One might expect the new era of "sympathy" to address such gaps, but the novel suggests that the expansion of language can create new barriers to true understanding. As an architect, Sara is frustrated by the growing use of katakana (the phonetic syllabary with which Japanese incorporates foreign loan words) in public signage, many of which are intended to be more inclusive—"jendāresu toire" for genderless toilets, for example, instead of the kanji-based phrase "zenseibetsu toire", which Sara's young colleague decries as outdated and insensitive. But is the adoption of these foreign terms a means of furthering understanding, or are they merely tokens without true meaning, whose use obviates the need to engage with new, sometimes uncomfortable ideas?

A similar detachment of language from meaning is seen in the characters' interactions with AI, which they use to explain the new prevailing ideas of "sympathy" in their society (Qudan has acknowledged that she generated these passages using ChatGPT). Sara, in an early scene, observes to the AI that for all its loquaciousness, it is illiterate. Later in the novel, however, she appears to have been adopted its approach to language. When she describes her design for the tower, sublimating her doubts about the project by embracing buzzwords like "equality", "empathy", and "coexistence", Takt likens it to AI-generated text: "a model answer, an aggregate of the average hopes and desires of everyone in the world that contained as little criticism of anything as possible."

This equation of inclusive language and meaningless language has implications that Qudan perhaps didn't intend.
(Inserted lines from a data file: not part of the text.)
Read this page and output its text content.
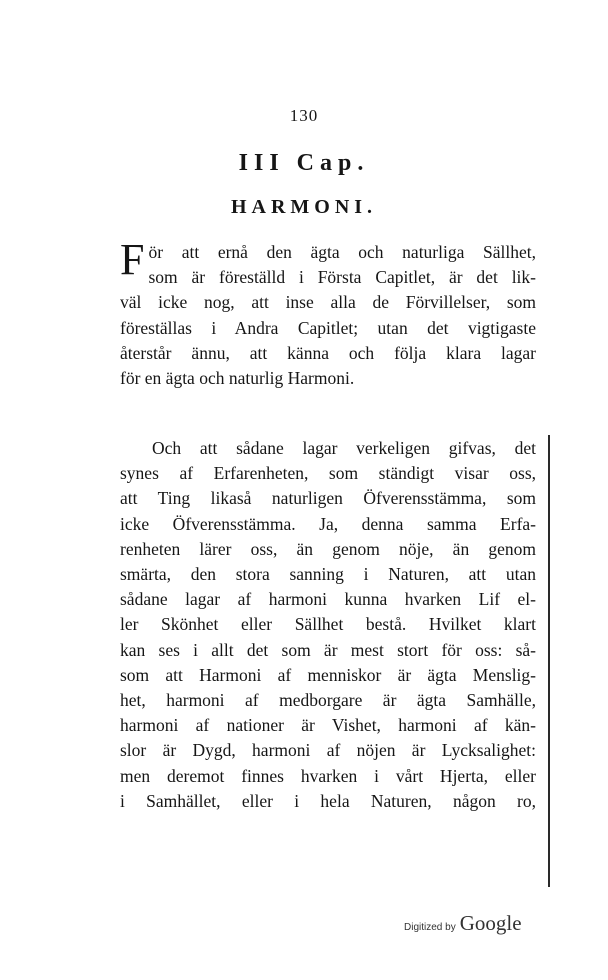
130
III Cap.
HARMONI.
F ör att ernå den ägta och naturliga Sällhet,
som är föreställd i Första Capitlet, är det lik-
väl icke nog, att inse alla de Förvillelser, som
föreställas i Andra Capitlet; utan det vigtigaste
återstår ännu, att känna och följa klara lagar
för en ägta och naturlig Harmoni.
Och att sådane lagar verkeligen gifvas, det
synes af Erfarenheten, som ständigt visar oss,
att Ting likaså naturligen Öfverensstämma, som
icke Öfverensstämma. Ja, denna samma Erfa-
renheten lärer oss, än genom nöje, än genom
smärta, den stora sanning i Naturen, att utan
sådane lagar af harmoni kunna hvarken Lif el-
ler Skönhet eller Sällhet bestå. Hvilket klart
kan ses i allt det som är mest stort för oss: så-
som att Harmoni af menniskor är ägta Menslig-
het, harmoni af medborgare är ägta Samhälle,
harmoni af nationer är Vishet, harmoni af kän-
slor är Dygd, harmoni af nöjen är Lycksalighet:
men deremot finnes hvarken i vårt Hjerta, eller
i Samhället, eller i hela Naturen, någon ro,
Digitized by Google
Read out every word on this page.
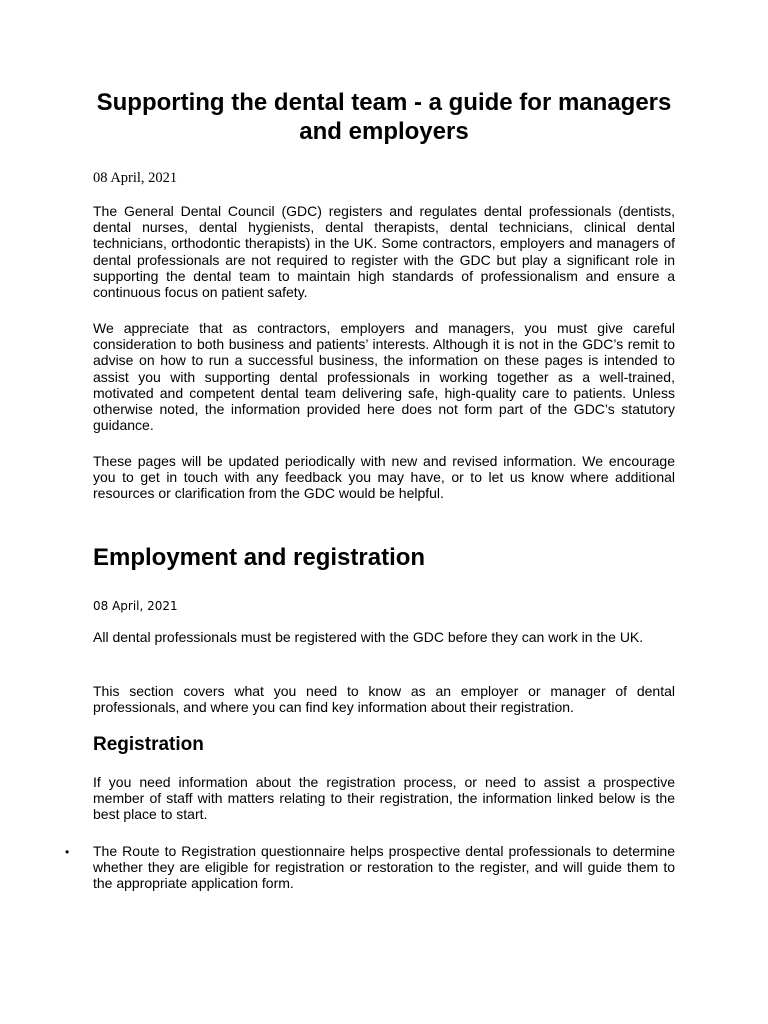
Supporting the dental team - a guide for managers and employers

08 April, 2021

The General Dental Council (GDC) registers and regulates dental professionals (dentists, dental nurses, dental hygienists, dental therapists, dental technicians, clinical dental technicians, orthodontic therapists) in the UK. Some contractors, employers and managers of dental professionals are not required to register with the GDC but play a significant role in supporting the dental team to maintain high standards of professionalism and ensure a continuous focus on patient safety.

We appreciate that as contractors, employers and managers, you must give careful consideration to both business and patients’ interests. Although it is not in the GDC’s remit to advise on how to run a successful business, the information on these pages is intended to assist you with supporting dental professionals in working together as a well-trained, motivated and competent dental team delivering safe, high-quality care to patients. Unless otherwise noted, the information provided here does not form part of the GDC’s statutory guidance.

These pages will be updated periodically with new and revised information. We encourage you to get in touch with any feedback you may have, or to let us know where additional resources or clarification from the GDC would be helpful.

Employment and registration

08 April, 2021

All dental professionals must be registered with the GDC before they can work in the UK.

This section covers what you need to know as an employer or manager of dental professionals, and where you can find key information about their registration.

Registration

If you need information about the registration process, or need to assist a prospective member of staff with matters relating to their registration, the information linked below is the best place to start.

• The Route to Registration questionnaire helps prospective dental professionals to determine whether they are eligible for registration or restoration to the register, and will guide them to the appropriate application form.
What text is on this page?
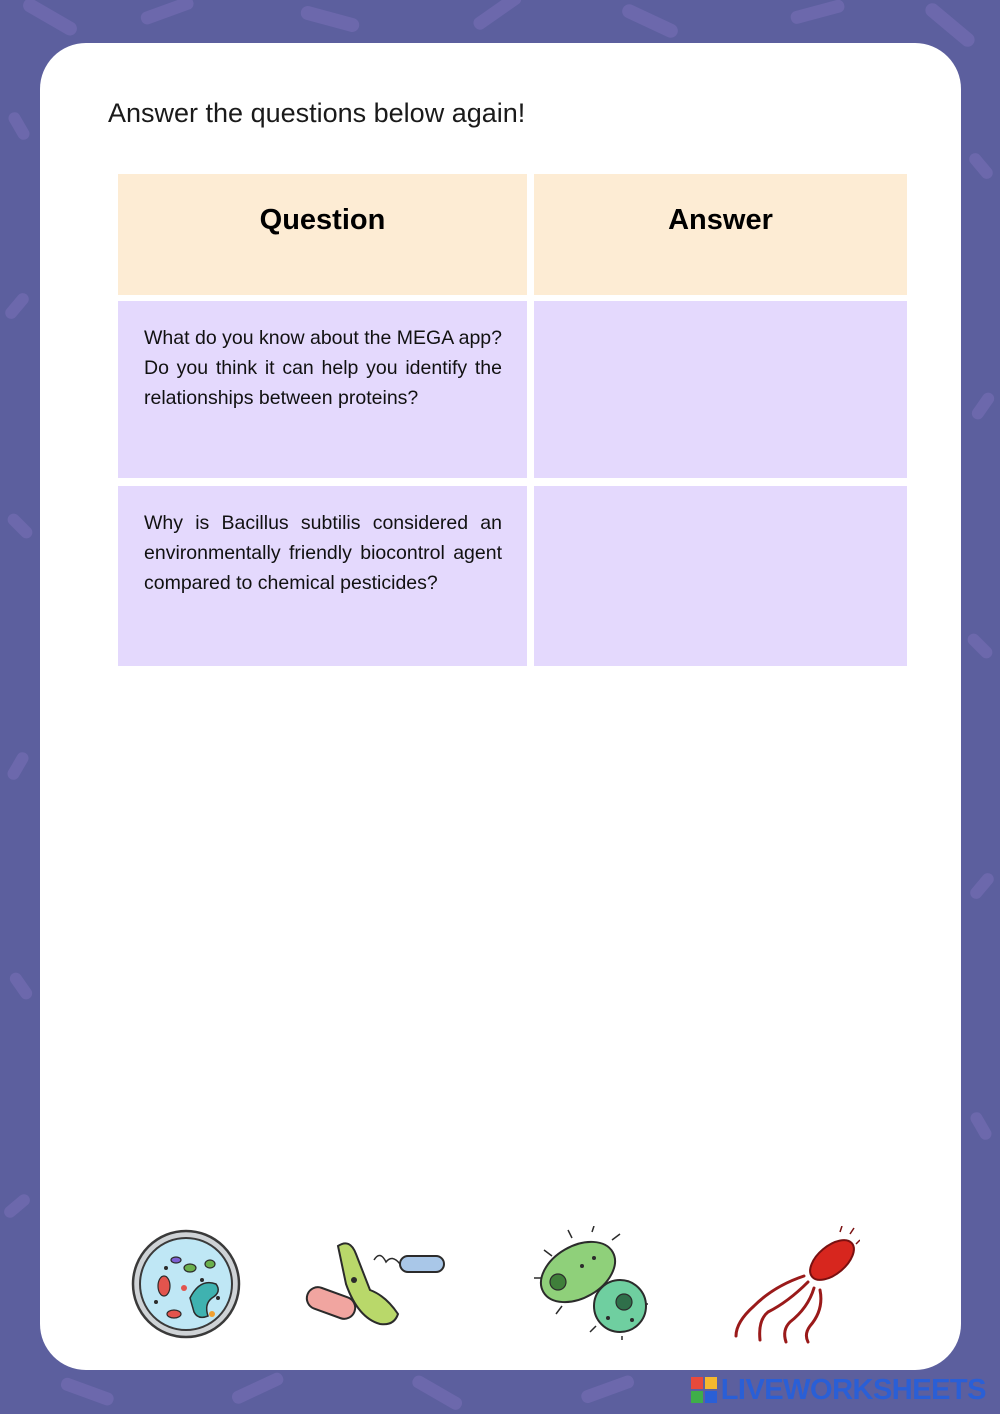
Answer the questions below again!
Question	Answer
What do you know about the MEGA app? Do you think it can help you identify the relationships between proteins?
Why is Bacillus subtilis considered an environmentally friendly biocontrol agent compared to chemical pesticides?
LIVEWORKSHEETS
Within the setting of the novel, however, it echoes with our introduction to the tower itself. A beautiful structure full of natural light and spaces for contemplation and relaxation, it is also, we soon come to realize, an engine for the erasure of language. "Words must only be used to make yourself and others happy," its future inhabitants are instructed before entering. "All words which do not make yourself and others happy must be forgotten." When Takt observes the prisoners, they are largely silent, unable to express any negative concept because they have forgotten the words for it. Many of them decline to leave the tower once their sentence has concluded.

Sympathy, it turns out, means not the pursuit of genuine understanding, but a more pronounced, more final separation between groups whose differences (as well as their causes) remain unexamined. In a novel that makes several Biblical references, this is a clever reversal of the tale of the Tower of Babel, in which the standardization of language, not its proliferation, imposes separation. As Takt explains: "Creating a utopia always means cutting off all contact with the outside world. Same goes for dystopias."